Monday, October 31, 2005

Let's say being gay is a choice

For the sake of this arguement, let's just say that people choose to be gay.

Currently Texas is poised to be the 19th state to pass a state constitutoinal amendment to ban gay marraige. In Main, a conservative group is urging people to quash a new law prohibiting descrimination based on sexual preference. Meaning, of course, that they want to descriminate against people based solely on the fact that they are gay.

Now, let's say that being gay is a choice, and that's why they are against gay marraiges and gays in general, that because it's achoice there's no inherent right to it, but isn't religion a choice?

No one is born Catholic, no one is born a Christian, or Jew, or Muslim. Even if they are born into a family thereof and raised in a society that heavily promotes a certain religion, people still choose to be of one religion or another.

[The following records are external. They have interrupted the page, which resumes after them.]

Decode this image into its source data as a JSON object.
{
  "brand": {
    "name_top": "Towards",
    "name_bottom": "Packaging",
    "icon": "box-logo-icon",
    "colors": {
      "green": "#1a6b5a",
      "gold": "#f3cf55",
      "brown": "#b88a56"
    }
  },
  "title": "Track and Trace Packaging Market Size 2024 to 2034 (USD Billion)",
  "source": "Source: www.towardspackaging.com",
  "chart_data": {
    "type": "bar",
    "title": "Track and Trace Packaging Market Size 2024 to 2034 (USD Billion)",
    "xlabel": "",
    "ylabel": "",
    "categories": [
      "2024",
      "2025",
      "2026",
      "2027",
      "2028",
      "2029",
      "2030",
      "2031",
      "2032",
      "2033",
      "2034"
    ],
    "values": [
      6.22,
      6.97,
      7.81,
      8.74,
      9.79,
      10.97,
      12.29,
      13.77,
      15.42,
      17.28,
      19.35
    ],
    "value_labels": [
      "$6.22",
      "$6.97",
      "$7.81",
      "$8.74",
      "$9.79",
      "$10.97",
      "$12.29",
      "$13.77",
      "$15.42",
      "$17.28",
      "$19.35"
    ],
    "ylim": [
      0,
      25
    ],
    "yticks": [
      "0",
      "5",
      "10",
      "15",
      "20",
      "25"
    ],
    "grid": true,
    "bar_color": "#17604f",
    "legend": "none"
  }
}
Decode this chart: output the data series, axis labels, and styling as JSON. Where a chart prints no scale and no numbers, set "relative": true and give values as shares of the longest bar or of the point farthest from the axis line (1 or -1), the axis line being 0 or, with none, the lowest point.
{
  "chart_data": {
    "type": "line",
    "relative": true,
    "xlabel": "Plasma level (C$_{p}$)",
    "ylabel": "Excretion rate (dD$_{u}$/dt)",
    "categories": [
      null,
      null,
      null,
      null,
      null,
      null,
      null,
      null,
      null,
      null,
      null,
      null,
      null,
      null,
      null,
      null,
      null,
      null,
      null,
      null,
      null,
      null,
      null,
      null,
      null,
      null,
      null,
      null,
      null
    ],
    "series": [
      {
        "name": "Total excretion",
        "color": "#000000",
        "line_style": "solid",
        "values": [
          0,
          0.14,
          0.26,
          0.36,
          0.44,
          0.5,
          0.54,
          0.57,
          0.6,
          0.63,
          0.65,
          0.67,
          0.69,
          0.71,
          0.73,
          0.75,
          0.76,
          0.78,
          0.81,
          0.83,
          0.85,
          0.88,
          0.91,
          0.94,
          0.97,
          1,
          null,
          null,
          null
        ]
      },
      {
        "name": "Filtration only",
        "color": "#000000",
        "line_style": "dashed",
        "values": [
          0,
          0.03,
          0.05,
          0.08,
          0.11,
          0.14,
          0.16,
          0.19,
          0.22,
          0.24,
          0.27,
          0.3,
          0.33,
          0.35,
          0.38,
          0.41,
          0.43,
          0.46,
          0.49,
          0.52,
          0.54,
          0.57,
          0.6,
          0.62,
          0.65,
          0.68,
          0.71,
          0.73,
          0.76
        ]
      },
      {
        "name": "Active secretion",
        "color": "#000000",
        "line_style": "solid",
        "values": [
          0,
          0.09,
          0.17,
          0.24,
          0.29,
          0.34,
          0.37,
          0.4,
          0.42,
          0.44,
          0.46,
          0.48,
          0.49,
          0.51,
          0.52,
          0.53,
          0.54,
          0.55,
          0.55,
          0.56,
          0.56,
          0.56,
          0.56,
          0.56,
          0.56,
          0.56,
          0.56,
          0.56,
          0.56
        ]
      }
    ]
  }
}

So why can't I descriminate against people based on religious choice?

Some religions accept homosexuality, Protestants for one. So can I then descriminate against Protestants because they accept gays, and that's against my religion? If I can descriminate against gays, can't I descriminate against religions that accept gays?

This isn't even a slippery slope, people, it's a sheer cliff dropping off into the void.

The United States Constitution is inclusive, not exclusive. It's designed to include people, not exclude them. It's designed to accept people, not descriminate agaisnt them. One person's religious freedom does not trump another person's religious freedom, and yet that's exactly what we're looking at with this.